I am writing a C CGI program

For GET requests, I assume all the information is somehow stored in getenv(). My question is, what does this array look like a most basic CGI request from the webserver. With two prarameters e.g. username= and password=.

For POST request, I am unsure. I've read that stuff is handled on standard input. What do these lines that are passed to a CGI program via standard input (from the webserver) look like?

Pointing me to a verbose RFC is unhelpful.
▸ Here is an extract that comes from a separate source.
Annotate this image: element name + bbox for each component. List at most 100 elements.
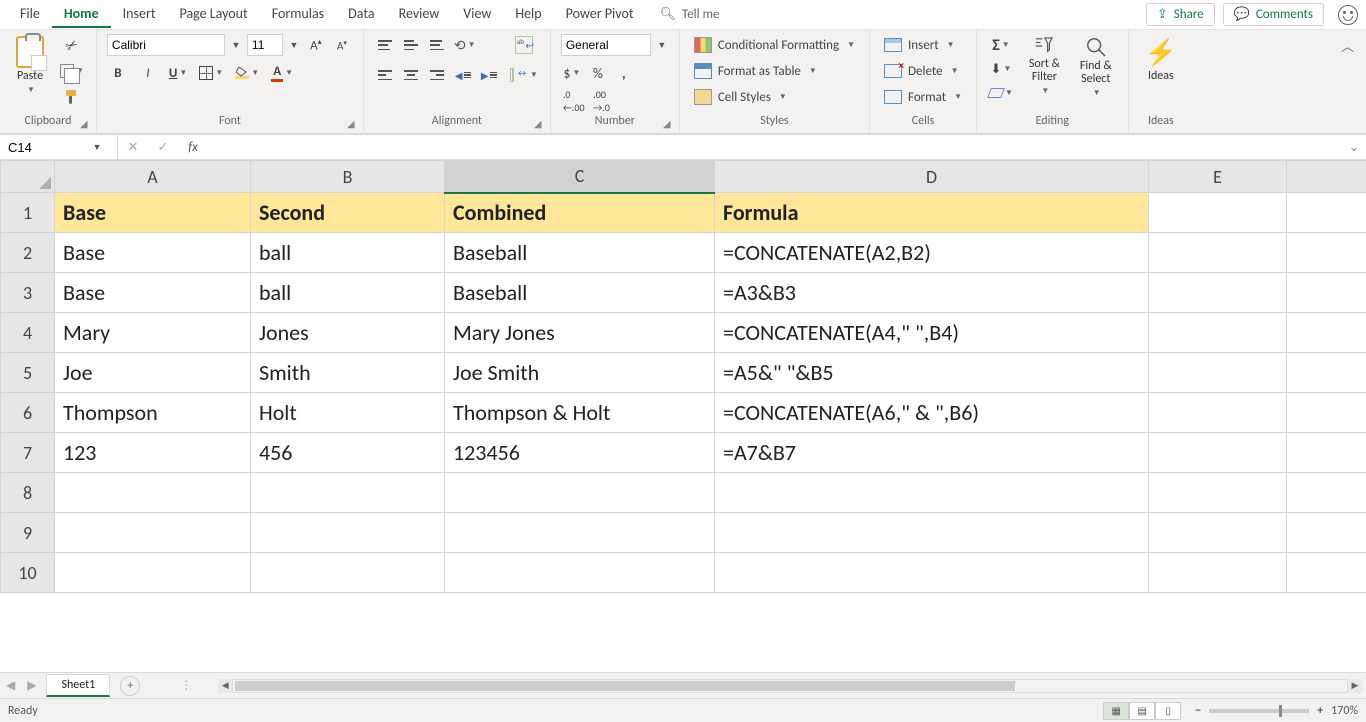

Any book? I am specifically interested in the low-level details of the protocol. I already know how to write CGI apps with helper libs... I just need to know the semantics of those helper libs.

Answer 1

envp is not standard (well, not ISO C or C++ standard anyway, though POSIX may have something for it).

However, envp is pretty much the same format as argv escept it doesn't have a controlling argc to limit it.

Each envp[x] will be of the form "key=value" where the key is the environment variable name and the value is its value, surprisingly enough :-)

You should process the elements sequentially until you get a NULL pointer, something like:

#include <stdio.h>
int main (int argc, char *argv[], char *envp[]) {
    int i = 0;
    while (envp[i] != NULL)
        printf ("[%s]\n", envp[i++]);
    return 0;
}

The Wikipedia entry for CGI gives further details, hopefully without swamping you with too much information like a verbose RFC would.

Copying the relevant stuff to make this answer self-contained:

• Server specific variables:
  • SERVER_SOFTWARE — name/version of HTTP server.
  • SERVER_NAME — host name of the server, may be dot-decimal IP address.
  • GATEWAY_INTERFACE — CGI/version.
• Request specific variables:
  • SERVER_PROTOCOL — HTTP/version.
  • SERVER_PORT — TCP port (decimal).
  • REQUEST_METHOD — name of HTTP method (see above).
  • PATH_INFO — path suffix, if appended to URL after program name and a slash.
  • PATH_TRANSLATED — corresponding full path as supposed by server, if PATH_INFO is present.
  • SCRIPT_NAME — relative path to the program, like /cgi-bin/script.cgi.
  • QUERY_STRING — the part of URL after ? character. May be composed of *name=value pairs separated with ampersands (such as var1=val1&var2=val2…) when used to submit form data transferred via GET method as defined by HTML application/x-www-form-urlencoded.
  • REMOTE_HOST — host name of the client, unset if server did not perform such lookup.
  • REMOTE_ADDR — IP address of the client (dot-decimal).
  • AUTH_TYPE — identification type, if applicable.
  • REMOTE_USER used for certain AUTH_TYPEs.
  • REMOTE_IDENT — see ident, only if server performed such lookup.
  • CONTENT_TYPE — MIME type of input data if PUT or POST method are used, as provided via HTTP header.
  • CONTENT_LENGTH — similarly, size of input data (decimal, in octets) if provided via HTTP header.
  • Variables passed by user agent (HTTP_ACCEPT, HTTP_ACCEPT_LANGUAGE, HTTP_USER_AGENT, HTTP_COOKIE and possibly others) contain values of corresponding HTTP headers and therefore have the same sense.

Beyond that level of detail, you're probably going to have to look into the RFCs, I'm afraid. A search for RFC3875 on Google should locate it.

Specifically, for POST, the environment variables are included before the first blank line of the request (the one that introduces the message body). They have the form:

Content-Type: application/wonderful_app_by_pax
Content-Length: 314159

where the key is case-insensitive and the value follows the colon.